日本では、関東地域(東日本)が50ヘルツ、関西地域(西日本)が60ヘルツの定格周波数を採用しており、一部混在している地域もあります。   この違いは、明治時代に発電機を輸入する際に、東京においては50ヘルツ、大阪では60ヘルツの発電機を使ったことに起因しているといわれています。   今回は、周波数の違いによって、私たちの生活に影響することはあるのかについてと、電気代は変わるのかについて調べてみました。

そもそも定格周波数とは何?

コンセントから供給される交流の電気は、直流とは異なり、波のように動きを繰り返します。
 
1秒間の波の数が電源周波数になり、単位は「Hz(ヘルツ)」です。
 
50ヘルツは1秒間に50回、60ヘルツは1秒間に60回電気の波が変化することを表します。
 
電化製品の中には、50ヘルツまたは60ヘルツのどちらか一方で使うことを基準に作られたものがあります。
 
これらを異なる周波数で使った場合は、性能が低下して故障の原因となったり、火災の原因となったりするため、注意が必要です。
 
移転や引っ越しなどにより周波数が変わる場合には、周波数が変わっても、それまでの電化製品が使用できるかを確認しておきましょう。
 

周波数による電気代の違いはある?

一般的には、周波数が高いほど、電力の消費は増えると考えられます。
 
これは、周波数が高くなると、1秒あたりの電流の変化が多くなり、その分の消費電力が増えるためです。
 
消費電力が50ヘルツ:44ワット、60ヘルツ:47.5ワットの扇風機の例を見てみましょう。
 
扇風機はモーターを使用している製品であるため、50ヘルツと60ヘルツでは回転速度が変わります。

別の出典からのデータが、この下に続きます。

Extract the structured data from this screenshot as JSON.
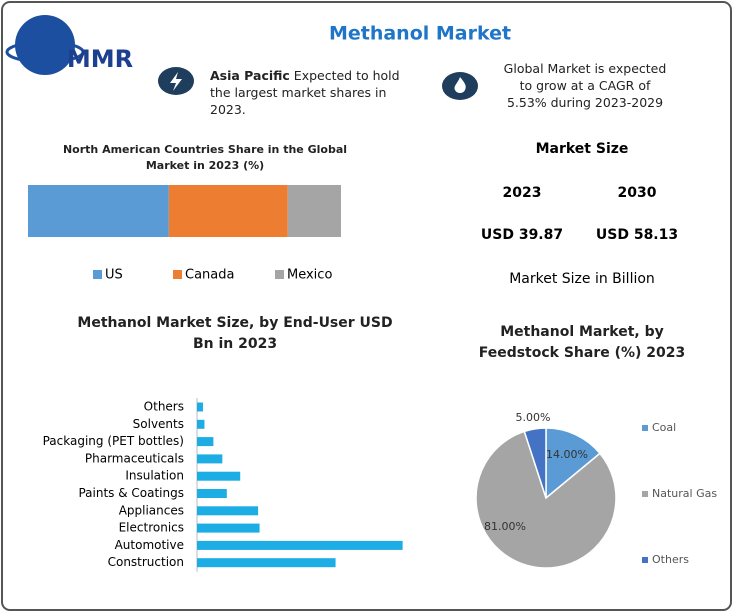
{
  "header": {
    "logo": "MMR",
    "title": "Methanol Market"
  },
  "highlights": [
    {
      "bold": "Asia Pacific",
      "text": " Expected to hold the largest market shares in 2023."
    },
    {
      "text": "Global Market is expected to grow at a CAGR of 5.53% during 2023-2029"
    }
  ],
  "market_size": {
    "title": "Market Size",
    "years": [
      "2023",
      "2030"
    ],
    "values": [
      "USD 39.87",
      "USD 58.13"
    ],
    "note": "Market Size in Billion"
  },
  "chart_data": [
    {
      "type": "stacked_bar",
      "title": "North American Countries Share in the Global Market in 2023 (%)",
      "series": [
        {
          "name": "US",
          "color": "#5b9bd5",
          "values": [
            45
          ]
        },
        {
          "name": "Canada",
          "color": "#ed7d31",
          "values": [
            38
          ]
        },
        {
          "name": "Mexico",
          "color": "#a5a5a5",
          "values": [
            17
          ]
        }
      ]
    },
    {
      "type": "hbar",
      "title": "Methanol Market Size, by End-User USD Bn  in 2023",
      "color": "#1cade4",
      "categories": [
        "Others",
        "Solvents",
        "Packaging (PET bottles)",
        "Pharmaceuticals",
        "Insulation",
        "Paints & Coatings",
        "Appliances",
        "Electronics",
        "Automotive",
        "Construction"
      ],
      "values": [
        0.4,
        0.5,
        1.1,
        1.7,
        2.9,
        2.0,
        4.1,
        4.2,
        13.8,
        9.3
      ]
    },
    {
      "type": "pie",
      "title": "Methanol Market, by Feedstock Share (%) 2023",
      "categories": [
        "Coal",
        "Natural Gas",
        "Others"
      ],
      "values": [
        14,
        81,
        5
      ],
      "value_labels": [
        "14.00%",
        "81.00%",
        "5.00%"
      ],
      "colors": [
        "#5b9bd5",
        "#a5a5a5",
        "#4472c4"
      ]
    }
  ]
}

60ヘルツのほうが回転エネルギーが大きく、消費電力も大きくなります。
 
仮に1日に1時間使用するとして、電気代を計算すると、50ヘルツでは約1.36円、60ヘルツでは約1.47円となります。
 
30日間使用した場合の電気代は、それぞれ約40.9円、約44.2円です。
 
また50ヘルツ:400ワット、60ヘルツ:445ワットの洗濯機の場合、1日1回(定格の42分)の使用で電気代は8.68円、9.66円となり、30日間ではそれぞれ260.4円、約289.7円です。
 
1年間の使用で、352円ほどの違いが出ることになります。
 
このようにわずかですが、計算上は電気代に違いが出るといえます。
 
しかし実際の製品では、製品の設計や効率、損失などの多くの要素が影響します。
 
したがって周波数が低いからといって、消費電力が低くなるとは限りません。
 
また一部の電子機器では、低い周波数で動作させると性能が低下するため、余分な電力を必要とすることもあります。
 
これらの機器では、周波数を下げても、消費電力は低下しないことを知っておきましょう。
 

周波数が違うと使えない家電に注意

古い家電製品の中には、50ヘルツおよび60ヘルツの周波数のどちらか一方に合わせて作られているものがあるため、注意が必要です。
 
例えば、電子レンジや蛍光灯、洗濯機などがその代表的な例ですが、最近では、インバーターを内蔵した「ヘルツフリー」の製品も増えてきました。
 
またテレビやラジオ、パソコン、白熱灯などは、基本的にどちらの周波数でも大丈夫です。
 
エアコンや冷蔵庫、扇風機なども使用できますが、性能が変わる可能性があるため、使用する際には、説明書などで確認しましょう。
 

周波数によりわずかだが電気代に違いが出る

関東と関西では、定格周波数に違いがあります。
 
周波数は電気の波が1秒間に動く回数で、関東では50ヘルツ、関西では60ヘルツが採用されています。
 
以前は、50ヘルツおよび60ヘルツ専用となっている電化製品が多くありましたが、現在では、周波数を気にすることなく使用できる製品が増えています。
 
計算上は周波数により、わずかながら消費電力に違いが出る製品があります。
 
気になる場合は、節電を心がけることはもちろんですが、電力会社や電力のプランを見直してみると効果的でしょう。
 

出典

公益社団法人 全国家庭電気製品公正取引協議会 よくある質問Q&A Qその他の質問 Qカタログなどに載っている電気代はどのようにして算出するのですか?